Ezequiel Pérez
Mandarino
Eterna Cadencia
144 páginas
POR SERGIO GALARZA

La nueva novela de Ezequiel Pérez ha sido celebrada en casi todos los suplementos literarios. Los críticos han resaltado el rescate del género de las crónicas de Indias y la creación de un nuevo lenguaje, que no es otra cosa que la oralidad de unos personajes mal hablados de acuerdo a las normas actuales, en un universo editorial donde predomina una escritura homogénea, o sea carente de estilo. Por ello, no es gratuito preguntar: ¿no son acaso las voces y sus quiebres lingüísticos las que imprimen personalidad a un texto, antes que la técnica y sus variantes? ¿Se celebra esta publicación sólo por su propuesta novedosa?

Mandarino, el Cronista Mayor del Desamparo y Cartógrafo de una Sola Línea, es el personaje principal y guía de los lectores en un mundo que parece estar reservado para los reporteros. No es fácil seguir la corriente por la que navega por el río Paraná tratando de escapar del hambre. La misión que comparte con su pueblo es encontrar un lugar nuevo que los provea de bienestar, una historia que resulta tan actual como la miseria y su principal consecuencia: el éxodo. El uso de pronombres seguidos de un posesivo es lo primero que llama la atención en la sintaxis del discurso. Esa sensación de pertenencia continua remarca la orfandad hacia la que se dirigen los personajes. En sus palabras el desarraigo es inevitable pero no nace ninguna lástima, la pena no busca consuelo, es una fuerza contra la que se lucha desde el pasado. La historia está estructurada con capítulos cortos, casi como mensajes en una botella y señales de humo. Son apenas viñetas que captan una parte de un espíritu común, un instante de reflexión más que un hecho trascendental. La memoria y el presente se conjugan en el discurso. Son un pueblo que existe por el recuerdo y la esperanza. A través de Mandarino hablan además el Abuelo, el tío Laucha, su capitana la Mansa. Cada uno posee su propia sabiduría que parece que alimenta a otra Gran Sabiduría.
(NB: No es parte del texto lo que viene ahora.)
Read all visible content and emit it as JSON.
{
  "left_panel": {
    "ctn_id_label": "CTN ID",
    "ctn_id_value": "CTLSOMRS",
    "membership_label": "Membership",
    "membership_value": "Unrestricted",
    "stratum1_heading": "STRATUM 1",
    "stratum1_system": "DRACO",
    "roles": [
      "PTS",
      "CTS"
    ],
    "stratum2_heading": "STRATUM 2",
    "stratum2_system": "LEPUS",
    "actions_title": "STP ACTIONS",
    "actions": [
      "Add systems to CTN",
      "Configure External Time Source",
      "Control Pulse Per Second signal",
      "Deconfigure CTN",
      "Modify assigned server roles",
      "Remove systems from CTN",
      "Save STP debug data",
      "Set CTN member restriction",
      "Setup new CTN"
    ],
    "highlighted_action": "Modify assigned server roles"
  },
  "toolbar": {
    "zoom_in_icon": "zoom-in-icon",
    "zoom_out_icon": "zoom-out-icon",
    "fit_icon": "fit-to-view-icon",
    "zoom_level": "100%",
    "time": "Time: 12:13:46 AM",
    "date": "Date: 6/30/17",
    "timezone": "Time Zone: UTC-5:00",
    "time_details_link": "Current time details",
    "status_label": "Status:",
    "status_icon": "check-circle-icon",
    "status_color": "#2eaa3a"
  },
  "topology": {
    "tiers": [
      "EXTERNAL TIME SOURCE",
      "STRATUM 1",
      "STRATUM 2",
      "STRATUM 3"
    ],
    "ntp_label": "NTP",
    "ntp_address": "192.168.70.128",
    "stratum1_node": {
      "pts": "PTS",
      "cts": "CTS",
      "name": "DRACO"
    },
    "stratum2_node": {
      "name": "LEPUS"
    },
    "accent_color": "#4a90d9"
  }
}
Esta novela es una forma de poner en valor lo ancestral, un reclamo frente a la modernidad, contraponiendo lo original versus los artificios de la cultura actual. Quien logre subirse a la embarcación de Mandarino disfrutará de una aventura sensorial como pocas veces ofrece la literatura. Lo poético aquí es el resultado de una gama de colores que están en el agua, en las piedras, en todas las formas de vida que crecen a lo largo de su recorrido y en los restos de la muerte. Un ejemplo: «Quisiera poder explicar la primera navegación de las sangres al comienzo del día; lo único que me sale es este vapor dentre los mis dedos, aquesta fogata que agoniza en las mis manos. Y tan lentamente se arremanga la Mansa que ni siquiera nos enteramos en qué momento el cielo deja su suave tono frutado para estallar en un topacio» (pag. 61).

Por la trama podríamos estar leyendo una novela de acción, pero Pérez es un salmón literario. Aquí prevalece la quietud de forma paradójica cuando hay un pueblo que se dirige hacia lo desconocido. Saben lo que buscan pero no lo que encontrarán. Antes que Conrad la narración nos remite a su intérprete Coppola y al Herzog de Fitzcarraldo. «Una vez el Abuelo me dijo que las antípodas no estaban en los nuestros pies sino arriba de las nuestras cabezas. Levanto la mirada como el arroyo que busca remontar su cauce, y veo que aqueste cielo de piel escura se ha llenado de unas salpicaduras lechosas que pintan formas y dibujos exagerados, demasiado parecidos a lo real como para ser ciertos» (pag. 117). Hasta podría citar el Pez Grande de Tim Burton por el tono que se va metiendo en los huesos como la humedad. Mandarino es entrañable. Su expedición podría ser sólo eso y bastaría. Con esta novela uno recupera el placer de retorcer el lenguaje y explorar una forma poco visitada para narrar. La extensión de la novela es precisa, no busca convertirse en un tratado de erudición. Es una huella distinta que nos hará preguntarnos qué otros caminos hemos olvidado en la literatura.